Patrick: Yeah! ‘The Bachelor’ is the depression after the party. But this record is about having solid, firm roots.

You mentioned a narrative running through the albums. I know that, obviously, in recording any album there’s a big time lag between writing and release. For example the song ‘Get Lost’ was five years old when it came out. Is the Patrick Wolf of ‘Lupercalia’ still the Patrick Wolf sat here now?

Patrick: Yes it is. With a lot of my albums I’ve tried to runaway from things. As you’ve mentioned there’s been a fantastical element, which was really escapism on my part. With this album I’m trying to stabilise things, I’m happy, in love and don’t want things to change. I don’t leave this album on an escapist note.

This record certainly seems more personal. In the past you’ve worked from different character perspectives. A fan favourite from your early work, “Tristan”, see’s you singing in the role of Tristam of Lyonesse. There’s none of that on the new album…

Patrick: But even ‘Tristan’ is about me, it’s just told through third person. On this album I didn’t want to speak through third person perspectives. This certain love that’s come into my life made me want to take all my masks off, drop the metaphors and feel comfortable in my own skin.

Ahh, talking of skin, the album’s title, ‘Lupercalia’, is taken from a pre-Roman fertility festival that, appropriately enough, took place on Wolf Mountain in Arcadia. It involved running around naked, purging yourself and your lovers with goat hide whips. Is there an element of purging past experiences as well as celebrating new love in that choice of title?

Patrick: To be honest I was more looking for a word associated with love that wasn’t just a cliché, that wasn’t tainted with other modern associations. I also wanted a word that was about paradise and that reflected the bravery involved in love. The album and the festival are both about bringing love and fertility into a city. It’s appropriate because this is a celebratory album, and as you pointed out it’s got a lot of urban and domestic settings.

Indeed, ‘The City’ is the lead single…

Patrick: Yeah, it was an easy choice. It just seemed to some up those ideas we’ve been talking about.

This is your most accessible album and, as we’ve discussed the themes are, whilst very personal, also fairly universal. Do you expect to reach a larger audience with this record?

Patrick: Well, I thought I was doing something really accessible with ‘The Magic Position’ but looking back I suppose it was pretty experimental. I never have any perspective on things like that. I think this is easier to digest, and the subject matter speaks to more people. It’s a mystery to me what happens after its done, in terms of whose hands and whose ears it ends up in. I can’t predict the future but I’m in a really great place right now. I feel I know how to communicate myself a lot better these days.

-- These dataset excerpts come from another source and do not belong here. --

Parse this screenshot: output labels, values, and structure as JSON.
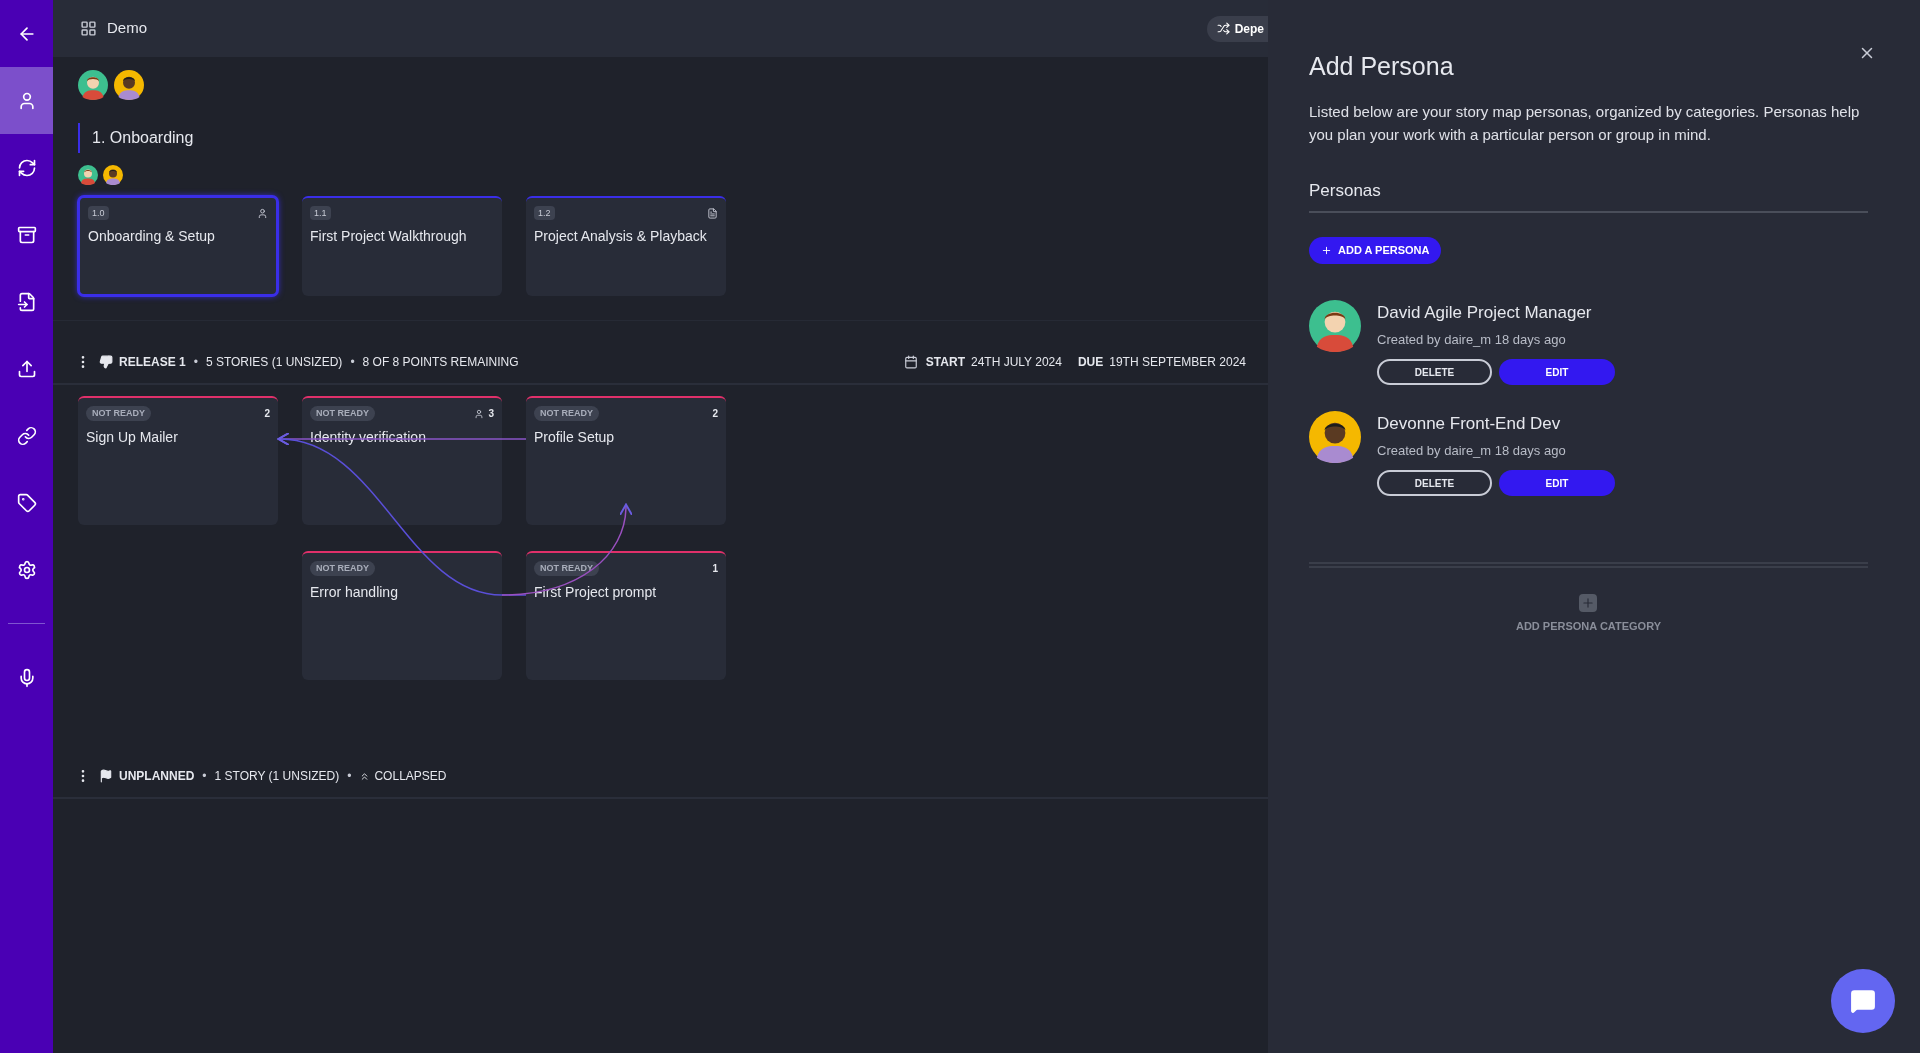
{
  "nav": [
    {
      "selected": false
    },
    {
      "selected": true
    },
    {
      "selected": false
    },
    {
      "selected": false
    },
    {
      "selected": false
    },
    {
      "selected": false
    },
    {
      "selected": false
    },
    {
      "selected": false
    },
    {
      "selected": false
    },
    {
      "selected": false
    }
  ],
  "header": {
    "title": "Demo",
    "button": "Depe"
  },
  "epic": {
    "title": "1. Onboarding"
  },
  "features": [
    {
      "number": "1.0",
      "title": "Onboarding & Setup",
      "selected": true
    },
    {
      "number": "1.1",
      "title": "First Project Walkthrough",
      "selected": false
    },
    {
      "number": "1.2",
      "title": "Project Analysis & Playback",
      "selected": false
    }
  ],
  "release": {
    "name": "RELEASE 1",
    "separator": "•",
    "stories": "5 STORIES (1 UNSIZED)",
    "points": "8 OF 8 POINTS REMAINING",
    "start_label": "START",
    "start": "24TH JULY 2024",
    "due_label": "DUE",
    "due": "19TH SEPTEMBER 2024"
  },
  "story_rows": [
    [
      {
        "status": "NOT READY",
        "title": "Sign Up Mailer",
        "count": "2",
        "kind": "points"
      },
      {
        "status": "NOT READY",
        "title": "Identity verification",
        "count": "3",
        "kind": "persona"
      },
      {
        "status": "NOT READY",
        "title": "Profile Setup",
        "count": "2",
        "kind": "points"
      }
    ],
    [
      null,
      {
        "status": "NOT READY",
        "title": "Error handling"
      },
      {
        "status": "NOT READY",
        "title": "First Project prompt",
        "count": "1",
        "kind": "points"
      }
    ]
  ],
  "unplanned": {
    "name": "UNPLANNED",
    "separator": "•",
    "stories": "1 STORY (1 UNSIZED)",
    "state": "COLLAPSED"
  },
  "panel": {
    "title": "Add Persona",
    "description": "Listed below are your story map personas, organized by categories. Personas help you plan your work with a particular person or group in mind.",
    "section": "Personas",
    "add_button": "ADD A PERSONA",
    "personas": [
      {
        "name": "David Agile Project Manager",
        "meta": "Created by daire_m 18 days ago",
        "delete": "DELETE",
        "edit": "EDIT"
      },
      {
        "name": "Devonne Front-End Dev",
        "meta": "Created by daire_m 18 days ago",
        "delete": "DELETE",
        "edit": "EDIT"
      }
    ],
    "add_category": "ADD PERSONA CATEGORY"
  }
}
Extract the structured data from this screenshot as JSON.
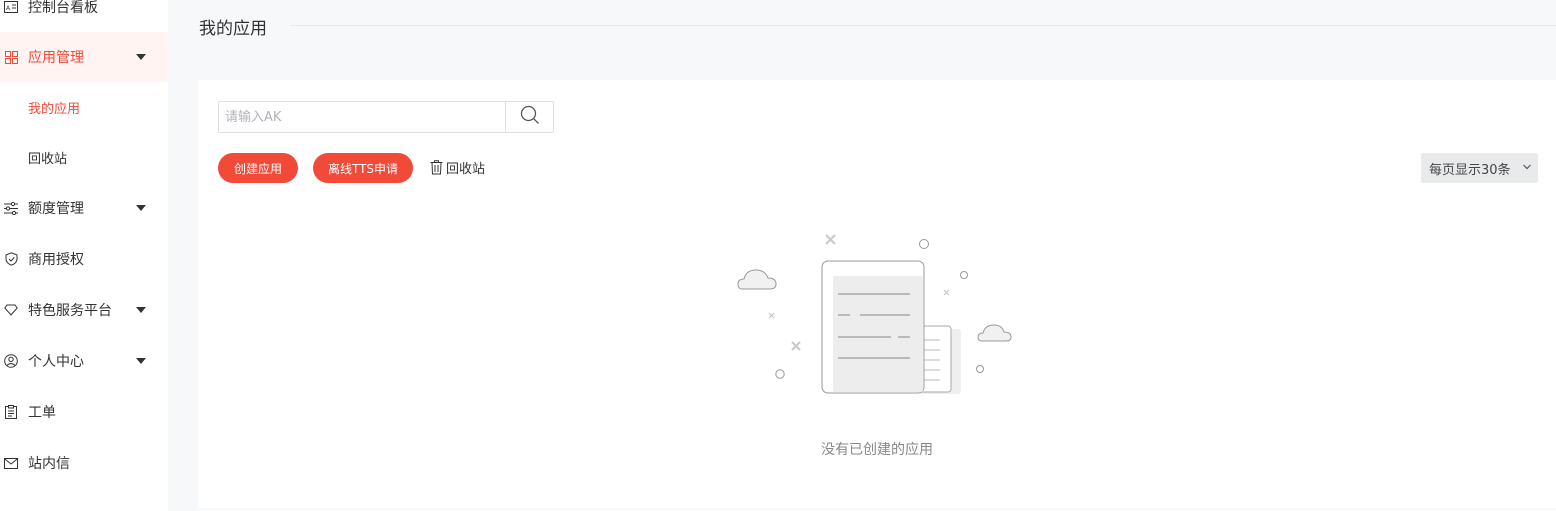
{
  "sidebar": {
    "items": [
      {
        "label": "控制台看板",
        "icon": "dashboard-icon"
      },
      {
        "label": "应用管理",
        "icon": "grid-apps-icon",
        "expanded": true
      },
      {
        "label": "我的应用",
        "sub": true,
        "active": true
      },
      {
        "label": "回收站",
        "sub": true
      },
      {
        "label": "额度管理",
        "icon": "sliders-icon",
        "caret": true
      },
      {
        "label": "商用授权",
        "icon": "shield-check-icon"
      },
      {
        "label": "特色服务平台",
        "icon": "diamond-icon",
        "caret": true
      },
      {
        "label": "个人中心",
        "icon": "user-circle-icon",
        "caret": true
      },
      {
        "label": "工单",
        "icon": "clipboard-icon"
      },
      {
        "label": "站内信",
        "icon": "mail-icon"
      }
    ]
  },
  "header": {
    "title": "我的应用"
  },
  "search": {
    "placeholder": "请输入AK",
    "value": ""
  },
  "toolbar": {
    "create_label": "创建应用",
    "offline_tts_label": "离线TTS申请",
    "recycle_label": "回收站",
    "page_size_label": "每页显示30条"
  },
  "empty": {
    "text": "没有已创建的应用"
  },
  "colors": {
    "accent": "#f24a39",
    "muted": "#888888",
    "border": "#dcdfe6"
  }
}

You learnt to play the viola at a young age and have spent time playing in orchestras and alongside groups such as Arcade Fire amongst others. Being a solo artist do you find it helps to work with others occasionally?

Patrick: It was very useful last year when I started playing for Patti Smith. It helps you focus on the music rather than the more performative aspects of things. It’s like when I used to play in orchestras, you kind of dissolve in to the totality of the sound. It helps spark my imagination for all the stuff that goes on beyond the singing. I worked with Fiona Bryce on this record for the orchestral arrangements on the album.  I was being very ambitious in what I wanted and I would have had to go back in time ten years to when I was studying music at Trinity to be able to do it on my own. I found a good collaborator there.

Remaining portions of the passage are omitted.